La ministra Giannini ha annunciato che sono state già avviate le procedure per la ripartizione del Fondo di finanziamento ordinario 2015 delle università. E’ previsto l’aumento al 20% della quota premiale, i costi standard determineranno il 40% del finanziamento base e le variazioni rispetto allo scorso anno dovrebbero essere contenute tra una perdita massima del 2% e un incremento massimo del 4% per ogni Ateneo.

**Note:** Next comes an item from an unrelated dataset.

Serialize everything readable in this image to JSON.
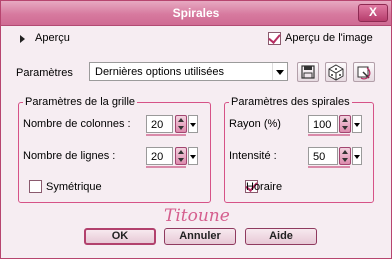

Dichiara Gianluca Scuccimarra, coordinatore dell’unione degli universitari “L’anticipo delle tempistiche sulla definizione del riparto dell’FFO è certamente positivo, di solito, infatti, gli atenei si ritrovavano a dicembre senza avere ancora certezza dell’entità e dei criteri di ripartizione del finanziamento per l’anno in corso. Ma a fronte di una maggior certezza sulle tempistiche, dalle prime anticipazioni sembrano rimanere tutte le criticità strutturali dell’attuale sistema di finanziamento degli atenei: l’innalzamento della quota premiale al 20%, soprattutto se basata ancora per il 90% sulla VQR, perpetrerà le solite sperequazioni tra atenei, a fronte di una quota base sostanzialmente invariata secondo le previsioni di bilancio”.

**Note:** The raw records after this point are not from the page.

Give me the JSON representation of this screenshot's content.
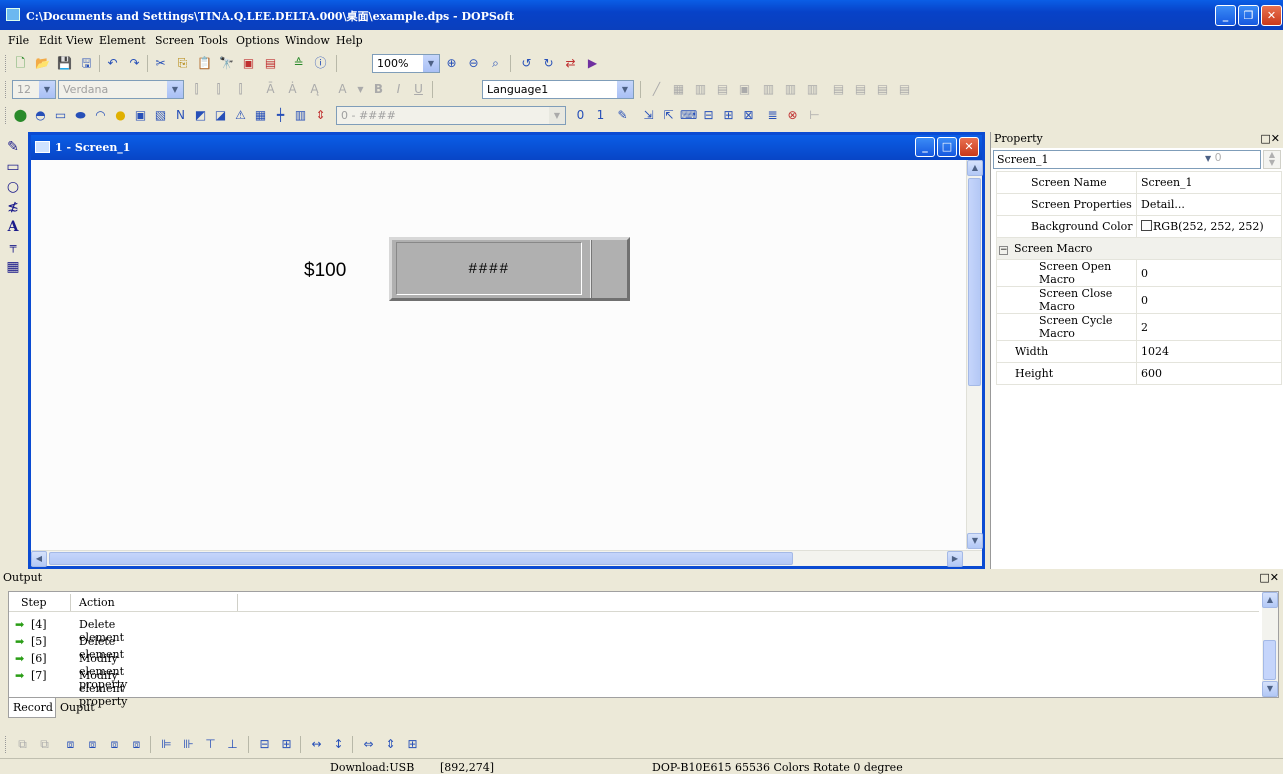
{
  "window": {
    "title": "C:\\Documents and Settings\\TINA.Q.LEE.DELTA.000\\桌面\\example.dps - DOPSoft",
    "min_glyph": "_",
    "restore_glyph": "❐",
    "close_glyph": "✕"
  },
  "menu": {
    "items": [
      "File",
      "Edit",
      "View",
      "Element",
      "Screen",
      "Tools",
      "Options",
      "Window",
      "Help"
    ]
  },
  "toolbar1": {
    "zoom_value": "100%"
  },
  "toolbar2": {
    "font_size": "12",
    "font_name": "Verdana",
    "language": "Language1"
  },
  "toolbar3": {
    "format_value": "0 - ####"
  },
  "screen_window": {
    "title": "1 - Screen_1",
    "price_label": "$100",
    "input_display": "####"
  },
  "property": {
    "header": "Property",
    "header_buttons": "□✕",
    "selected": "Screen_1",
    "spin_value": "0",
    "rows": [
      {
        "key": "Screen Name",
        "value": "Screen_1"
      },
      {
        "key": "Screen Properties",
        "value": "Detail..."
      },
      {
        "key": "Background Color",
        "value": "RGB(252, 252, 252)"
      }
    ],
    "group": "Screen Macro",
    "macro_rows": [
      {
        "key": "Screen Open Macro",
        "value": "0"
      },
      {
        "key": "Screen Close Macro",
        "value": "0"
      },
      {
        "key": "Screen Cycle Macro",
        "value": "2"
      }
    ],
    "size_rows": [
      {
        "key": "Width",
        "value": "1024"
      },
      {
        "key": "Height",
        "value": "600"
      }
    ]
  },
  "output": {
    "header": "Output",
    "header_buttons": "□✕",
    "col_step": "Step",
    "col_action": "Action",
    "rows": [
      {
        "step": "[4]",
        "action": "Delete element"
      },
      {
        "step": "[5]",
        "action": "Delete element"
      },
      {
        "step": "[6]",
        "action": "Modify element property"
      },
      {
        "step": "[7]",
        "action": "Modify element property"
      }
    ],
    "tabs": [
      "Record",
      "Ouput"
    ]
  },
  "status": {
    "download": "Download:USB",
    "coords": "[892,274]",
    "device": "DOP-B10E615 65536 Colors Rotate 0 degree"
  },
  "colors": {
    "titlebar": "#0a5ee6",
    "button_face": "#b0b0b0",
    "arrow_green": "#2a9d16"
  }
}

Conclude Scuccimarra “I rettori hanno fatto pervenire alla Ministra una serie di proposte, tra cui il contenimento del costo standard al 30% della quota base e limiti alla crescita e alla riduzione dell’FFO per ogni ateneo rispettivamente al 4 e al 2%, ma come diciamo da anni serve una riforma complessiva del sistema di finanziamento e del meccanismo premiale in particolare. Si deve prevedere un rifinanziamento dell’FFO che ha perso 800 milioni di euro dal 2009 e cambiare totalmente la “premialità” che spinge gli Atenei a competere in una logica lontana dalla funzione dell’università pubblica e costruita su indicatori molto contestati e per lo più legati alla ricerca. E’ urgente inoltre, lavorare ad una modifica dei costi standard, un sistema implementato lo scorso anno, senza confronto con gli studenti, che esclude completamente i fuoricorso dal computo.

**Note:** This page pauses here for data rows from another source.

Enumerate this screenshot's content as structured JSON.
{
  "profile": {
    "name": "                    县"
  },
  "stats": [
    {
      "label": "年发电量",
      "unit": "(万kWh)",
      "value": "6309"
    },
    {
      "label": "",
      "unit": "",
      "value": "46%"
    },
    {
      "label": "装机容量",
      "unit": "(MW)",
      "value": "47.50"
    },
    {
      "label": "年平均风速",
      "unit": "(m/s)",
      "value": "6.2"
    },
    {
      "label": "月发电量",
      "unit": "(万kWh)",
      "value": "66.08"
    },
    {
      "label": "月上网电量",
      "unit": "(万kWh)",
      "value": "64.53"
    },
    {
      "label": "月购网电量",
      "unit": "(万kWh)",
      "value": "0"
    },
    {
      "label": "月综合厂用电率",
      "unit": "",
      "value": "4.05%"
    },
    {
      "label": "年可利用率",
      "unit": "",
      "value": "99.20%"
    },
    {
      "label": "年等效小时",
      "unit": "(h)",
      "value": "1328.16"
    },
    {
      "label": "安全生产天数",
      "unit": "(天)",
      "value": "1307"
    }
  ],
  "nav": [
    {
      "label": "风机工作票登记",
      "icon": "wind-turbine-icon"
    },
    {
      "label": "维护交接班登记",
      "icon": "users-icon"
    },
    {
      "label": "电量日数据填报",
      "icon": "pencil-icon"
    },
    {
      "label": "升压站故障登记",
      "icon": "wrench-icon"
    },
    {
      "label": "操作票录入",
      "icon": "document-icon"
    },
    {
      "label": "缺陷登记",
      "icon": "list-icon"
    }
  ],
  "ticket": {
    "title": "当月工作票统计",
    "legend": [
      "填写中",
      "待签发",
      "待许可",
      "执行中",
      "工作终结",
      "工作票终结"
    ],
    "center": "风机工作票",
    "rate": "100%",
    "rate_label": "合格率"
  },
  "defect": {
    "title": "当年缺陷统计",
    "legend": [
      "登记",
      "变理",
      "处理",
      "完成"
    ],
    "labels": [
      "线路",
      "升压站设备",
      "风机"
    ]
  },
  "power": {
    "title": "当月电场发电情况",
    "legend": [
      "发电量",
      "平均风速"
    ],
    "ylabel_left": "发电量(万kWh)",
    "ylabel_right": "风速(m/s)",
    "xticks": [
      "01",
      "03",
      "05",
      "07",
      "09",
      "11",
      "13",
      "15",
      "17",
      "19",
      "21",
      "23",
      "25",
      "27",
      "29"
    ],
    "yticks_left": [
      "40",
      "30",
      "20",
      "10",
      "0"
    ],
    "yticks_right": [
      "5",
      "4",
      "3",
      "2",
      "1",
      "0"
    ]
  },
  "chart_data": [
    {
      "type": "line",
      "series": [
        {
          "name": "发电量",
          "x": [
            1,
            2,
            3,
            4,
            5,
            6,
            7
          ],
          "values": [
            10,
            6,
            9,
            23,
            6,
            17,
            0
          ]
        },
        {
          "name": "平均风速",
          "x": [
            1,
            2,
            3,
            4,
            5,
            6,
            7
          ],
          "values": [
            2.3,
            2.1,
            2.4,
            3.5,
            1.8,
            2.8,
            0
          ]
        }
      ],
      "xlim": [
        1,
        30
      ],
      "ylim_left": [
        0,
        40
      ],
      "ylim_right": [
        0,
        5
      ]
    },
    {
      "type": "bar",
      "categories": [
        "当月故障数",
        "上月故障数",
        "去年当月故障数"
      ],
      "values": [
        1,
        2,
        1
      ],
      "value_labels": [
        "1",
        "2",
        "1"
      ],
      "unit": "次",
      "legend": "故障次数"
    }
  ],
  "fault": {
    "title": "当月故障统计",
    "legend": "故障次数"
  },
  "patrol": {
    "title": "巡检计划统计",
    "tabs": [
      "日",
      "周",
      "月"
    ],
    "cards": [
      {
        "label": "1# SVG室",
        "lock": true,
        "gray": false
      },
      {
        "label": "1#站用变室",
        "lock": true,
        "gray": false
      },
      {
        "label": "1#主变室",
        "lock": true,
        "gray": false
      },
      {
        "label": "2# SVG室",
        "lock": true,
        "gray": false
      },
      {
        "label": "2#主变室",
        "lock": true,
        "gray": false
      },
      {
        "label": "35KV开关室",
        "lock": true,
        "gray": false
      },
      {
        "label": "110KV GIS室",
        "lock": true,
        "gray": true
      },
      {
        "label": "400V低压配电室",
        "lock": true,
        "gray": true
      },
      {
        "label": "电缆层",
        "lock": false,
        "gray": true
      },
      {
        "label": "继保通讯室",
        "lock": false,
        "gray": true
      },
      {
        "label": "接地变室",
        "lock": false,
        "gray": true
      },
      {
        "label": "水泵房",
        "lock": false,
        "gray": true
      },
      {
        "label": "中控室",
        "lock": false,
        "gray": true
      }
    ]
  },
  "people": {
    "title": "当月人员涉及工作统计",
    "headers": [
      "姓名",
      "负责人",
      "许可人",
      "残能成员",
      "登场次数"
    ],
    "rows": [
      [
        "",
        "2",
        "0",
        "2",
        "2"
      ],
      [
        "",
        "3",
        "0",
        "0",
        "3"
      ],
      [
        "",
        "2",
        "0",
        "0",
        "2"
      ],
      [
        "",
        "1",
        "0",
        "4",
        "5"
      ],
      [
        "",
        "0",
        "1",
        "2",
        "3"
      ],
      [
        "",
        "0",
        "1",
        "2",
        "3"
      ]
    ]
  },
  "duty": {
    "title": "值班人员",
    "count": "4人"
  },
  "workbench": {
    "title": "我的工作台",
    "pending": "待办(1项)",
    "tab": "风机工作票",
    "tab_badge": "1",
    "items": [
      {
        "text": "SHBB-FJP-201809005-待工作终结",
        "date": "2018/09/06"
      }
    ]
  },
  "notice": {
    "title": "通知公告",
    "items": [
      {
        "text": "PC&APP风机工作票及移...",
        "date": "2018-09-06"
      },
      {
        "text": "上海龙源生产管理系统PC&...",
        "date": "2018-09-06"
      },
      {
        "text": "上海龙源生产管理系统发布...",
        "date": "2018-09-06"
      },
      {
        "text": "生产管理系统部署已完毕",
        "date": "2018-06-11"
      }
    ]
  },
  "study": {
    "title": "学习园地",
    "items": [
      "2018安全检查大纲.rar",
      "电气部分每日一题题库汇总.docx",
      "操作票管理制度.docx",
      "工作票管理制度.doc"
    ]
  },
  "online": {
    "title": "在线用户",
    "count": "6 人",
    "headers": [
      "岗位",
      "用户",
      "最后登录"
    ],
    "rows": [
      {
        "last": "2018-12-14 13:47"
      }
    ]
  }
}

E’ evidente che esista una certa quota di fuoricorso fisiologica, determinata dalle condizioni socio-economiche, dalla strutturazione didattica dei corsi di studio o da scelte individuali degli studenti rispetto ai propri percorsi formativi, lavorativi o di vita, per i quali non possono essere penalizzati gli atenei, e di conseguenza gli studenti stessi. Prima che gli Atenei mettano in campo politiche di esclusione dei fuoricorso, ad esempio aumentandone le tasse, è necessario rivedere la determinazione dei costi standard e parallelamente incentivare ed investire su strumenti didattici, di diritto allo studio, orientamento e tutoraggio”.